Gli stereotipi sulla professione forense, spesso ispirati da una filmografia spettacolare ancorché irrealistica, dipingono l’avvocato come l’accanito interprete di una sfida processuale all’ultimo sangue, disposto allo sfinimento a contestare qualsiasi argomentazione avversa, pronto a battersi per il proprio punto di vista fino in fondo, anche a costo di andare in cassazione. Secondo questo punto di vista scendere a patti col “nemico” rappresenta un inequivocabile segno di debolezza, se non, addirittura, di corruttibilità.
Niente di più falso!
La capacità di condurre con la controparte una accorta, saggia e astuta trattativa rappresenta uno dei principali marchi di fabbrica del bravo avvocato.
A sostegno della nostra tesi, senza dover scomodare l’abusato brocardo secondo il quale “è meglio un uovo oggi che una gallina domani”, milita l’amara constatazione che intraprendere una causa in tribunale oggi costa…spesso costa troppo!
Tutti coloro che intendono far valere in un giudizio civile i propri diritti sono tenuti, al momento dell’iscrizione della causa a ruolo, a pagare il così detto contributo unificato, vale a dire una sorta di tassa che lo stato italiano impone agli utenti del sistema giustizia, rapportato al valore della causa.

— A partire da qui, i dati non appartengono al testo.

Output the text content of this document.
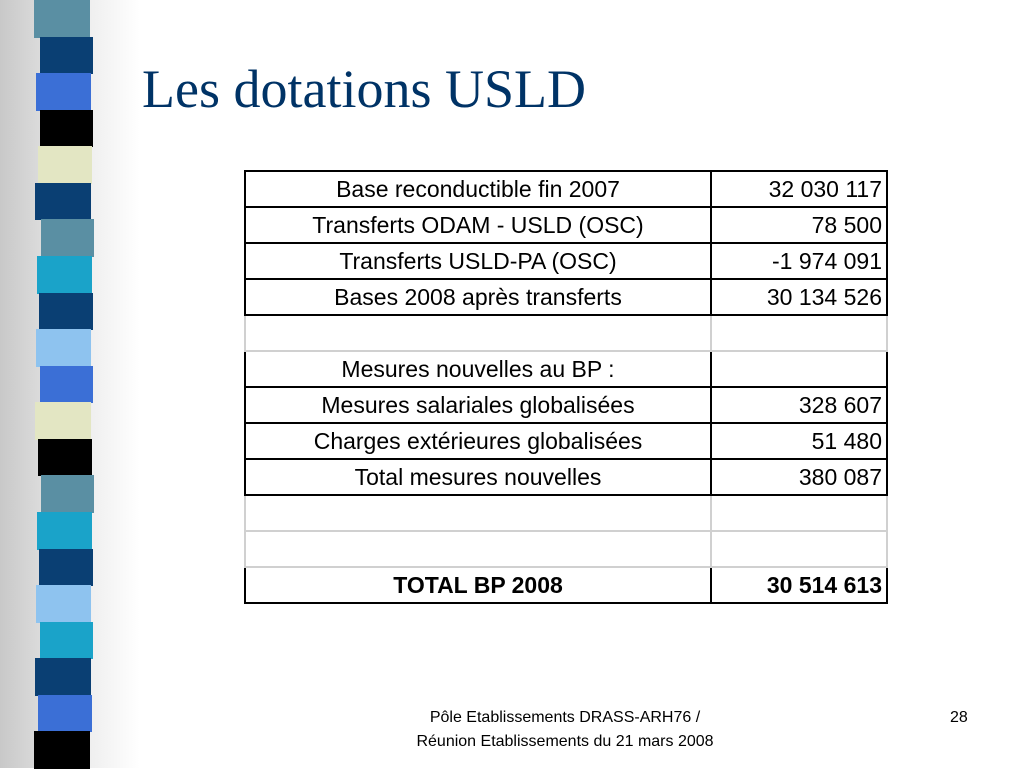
Les dotations USLD
Base reconductible fin 2007	32 030 117
Transferts ODAM - USLD (OSC)	78 500
Transferts USLD-PA (OSC)	-1 974 091
Bases 2008 après transferts	30 134 526

Mesures nouvelles au BP :	
Mesures salariales globalisées	328 607
Charges extérieures globalisées	51 480
Total mesures nouvelles	380 087

TOTAL BP 2008	30 514 613
Pôle Etablissements DRASS-ARH76 / Réunion Etablissements du 21 mars 2008
28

Il contributo
unificato, che nelle cause di valore indeterminabile ammonta a 518 euro, varia da un minimo di 43 euro ad un massimo di 1.686 euro.
A questo costo, spesso difficilmente sostenibile da chi non è ammesso al patrocinio a spese dello stato, ovviamente si aggiunge la parcella del proprio avvocato. In caso di soccombenza in giudizio lo sventurato attore dell’azione legale sarà quasi certamente tenuto anche a rimborsare le spese legali sostenute dalla controparte vittoriosa.
Ma non basta! Colui che agisce in giudizio per ottenere il risarcimento del danno sofferto sarà molto probabilmente tenuto anche ad anticipare le spese di una consulenza tecnica d’ufficio (c.d. CTU) ordinata dal giudice per quantificare la somma dovuta al creditore. Il CTU è un professionista esperto nella materia oggetto di causa. Qualora si tratti di stimare il danno da invalidità permanente subito da un pedone a causa di un investimento stradale occorrerà nominare un medico legale. Qualora si verta in materia di vizi di una costruzione realizzata dall’impresa appaltatrice sarà necessaria la designazione di un architetto.
Quanto può costare un CTU?
Difficile dirlo, ma vi è la concreta probabilità di dover sborsare alcune migliaia di euro.
Ecco perché, ad evitare al cliente un autentico bagno di sangue, l’avvocato scrupoloso sarà tenuto a condurre una attenta trattativa al fine di addivenire ad un buon accordo.
Un buon accordo vale anche a scongiurare altri pericoli:
- L’incertezza dell’esito del giudizio (si pensi alla oggettiva imprevedibilità dell’esito di una complessa consulenza o del contenuto di una dichiarazione testimoniale);
- I lunghi e spesso insostenibili tempi della giustizia con correlativa imprevedibilità della durata di un processo.
Anche in un processo penale all’imputato può convenire un accordo con la vittima del supposto reato. Risarcire il danno alla parte lesa, con rinuncia alla querela da parte di quest’ultima, determina il venir meno dei presupposti per la celebrazione stessa del processo quando non si tratti di reati procedibili d’ufficio per la loro gravità.
Il risarcimento del danno rappresenta anche un’attenuante che, in caso di condanna, determina la riduzione della pena anche di un terzo.
Possiamo dunque affermare che: un avvocato il cui vocabolario professionale non contempli la capacità di trattare con la controparte espone il proprio cliente a rovinosi rischi.
Tutto ciò senza dimenticare che un accordo equo è quello che scontenta tutte le parti in causa in ugual misura.